Published on Jan 09, 2008

I have been working in different companies where the practice of an Agile methodology is in place, but in most of them the part that is always left behind is pair programming and/or code review.

Let me explain the factors I usually see affecting this decisions.

Pair programming:

It’s usually difficult for managers to grasp the concept, they see having two developers working in the same code as a waste, no matter how you explain this to them they just see two head counts doing th work of one, and that is not good for them.

Code review:

Time is of the essence and the believe of some managers is that if the code pass unit testing, integration testing and QA, the code is good and there is nothing to be gain with code review, because the code “works”.

In same cases even the developers involved in the project have a hard time with the concept of other developers looking over their shoulders why their work. They are intelligent enough or experienced enough to do the task at hand without any help. They also have a hard time taking critic on their code.

The problem seems to be that managers need productivity and sometimes is difficult to show the benefit of this two practices when a project start, just telling the manager that the code base will be easier to maintain in the future and more robust doesn’t cut. It’s true that code writing in this way usually goes through the QA cycle faster, since all developers involved have time to fix and improve the code along the way, but you need to have good metrics to show those gains to the management team.

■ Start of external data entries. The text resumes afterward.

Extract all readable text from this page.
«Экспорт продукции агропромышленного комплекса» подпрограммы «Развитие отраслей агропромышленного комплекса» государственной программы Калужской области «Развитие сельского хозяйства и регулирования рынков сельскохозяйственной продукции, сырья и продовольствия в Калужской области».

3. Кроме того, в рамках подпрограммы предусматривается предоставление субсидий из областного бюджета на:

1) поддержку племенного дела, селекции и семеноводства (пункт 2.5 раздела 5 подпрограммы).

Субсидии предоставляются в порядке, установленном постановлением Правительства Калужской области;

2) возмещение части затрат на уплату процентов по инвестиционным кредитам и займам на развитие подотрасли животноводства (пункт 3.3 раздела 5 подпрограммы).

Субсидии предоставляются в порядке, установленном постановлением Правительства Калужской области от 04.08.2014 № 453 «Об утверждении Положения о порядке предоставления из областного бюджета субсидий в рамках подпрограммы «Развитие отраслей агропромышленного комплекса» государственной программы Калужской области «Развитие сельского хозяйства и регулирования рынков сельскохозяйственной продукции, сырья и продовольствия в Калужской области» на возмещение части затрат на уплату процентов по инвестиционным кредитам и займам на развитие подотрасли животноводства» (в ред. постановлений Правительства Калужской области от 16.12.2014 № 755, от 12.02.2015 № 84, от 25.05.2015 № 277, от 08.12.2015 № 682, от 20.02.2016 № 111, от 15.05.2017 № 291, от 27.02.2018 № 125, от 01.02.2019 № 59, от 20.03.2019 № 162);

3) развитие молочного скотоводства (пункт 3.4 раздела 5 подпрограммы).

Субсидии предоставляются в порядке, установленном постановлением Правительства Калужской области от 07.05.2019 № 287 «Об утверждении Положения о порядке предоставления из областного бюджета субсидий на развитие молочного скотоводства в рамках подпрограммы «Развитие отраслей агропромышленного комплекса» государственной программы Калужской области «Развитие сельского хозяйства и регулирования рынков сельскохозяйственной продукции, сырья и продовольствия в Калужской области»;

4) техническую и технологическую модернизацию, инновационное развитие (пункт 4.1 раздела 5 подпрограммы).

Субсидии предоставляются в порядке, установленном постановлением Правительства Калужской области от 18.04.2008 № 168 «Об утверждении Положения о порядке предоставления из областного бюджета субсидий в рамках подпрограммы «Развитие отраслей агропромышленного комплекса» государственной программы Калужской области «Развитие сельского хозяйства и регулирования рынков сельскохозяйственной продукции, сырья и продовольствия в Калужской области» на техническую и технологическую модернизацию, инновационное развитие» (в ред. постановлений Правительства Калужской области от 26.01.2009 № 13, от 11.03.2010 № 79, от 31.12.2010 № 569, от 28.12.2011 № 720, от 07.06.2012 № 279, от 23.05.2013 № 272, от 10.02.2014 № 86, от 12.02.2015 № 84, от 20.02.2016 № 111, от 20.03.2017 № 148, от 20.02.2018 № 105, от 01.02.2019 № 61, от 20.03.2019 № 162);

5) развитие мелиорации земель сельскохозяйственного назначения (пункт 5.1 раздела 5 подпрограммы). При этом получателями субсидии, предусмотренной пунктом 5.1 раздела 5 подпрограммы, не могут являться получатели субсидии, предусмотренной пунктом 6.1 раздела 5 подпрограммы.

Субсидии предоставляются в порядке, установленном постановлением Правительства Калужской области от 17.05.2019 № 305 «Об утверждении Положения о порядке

And on the developers side, our larger than normal egos are easily bruised, so the need to present this practices in a way that make then look atractive to the parties involved.

I’m lately encouraging pair programming in my team and we try to mix and match developers with different backgrounds, the idea is that the though process will be different in both of them and this have resulted in some very creative solutions. It also makes it easy for the developers to accept the practice, now they are both teaching and learning from the experience.

We are also doing code review but we changed the name, we now call it “The Refactoring Phase”. Of course some refactoring is done while writing the code but this semantic change has made everything easier.

If you are one of those developers that have a hard time with code review I suggest you read two of my previous post about extension methods, thanks to the comments I was able to improve the code, found some bad practices in it, and even found a duplication of functionality in one of the methods.

The code was working before and was able to pass all test, the job was done and fine but thanks to the code review now we have better and more performace code.

Of course this will never happens to you, because all the code you write is perfect :-) That is a normal feeling and it’s ok, we need that to be able to deal with the every day issues of a developer life (look at this video to find out more).

To conclude this rant, if you are a manager: start implementing both this methodologies in some pilot project, you will see the benefits after a while. If you are a developer embrace this practices and try to use them, talk with your colleagues about the problem at hand and try to put something together sitting in the same desk using the same computer you will be amaze of the code that you write and how well this all works.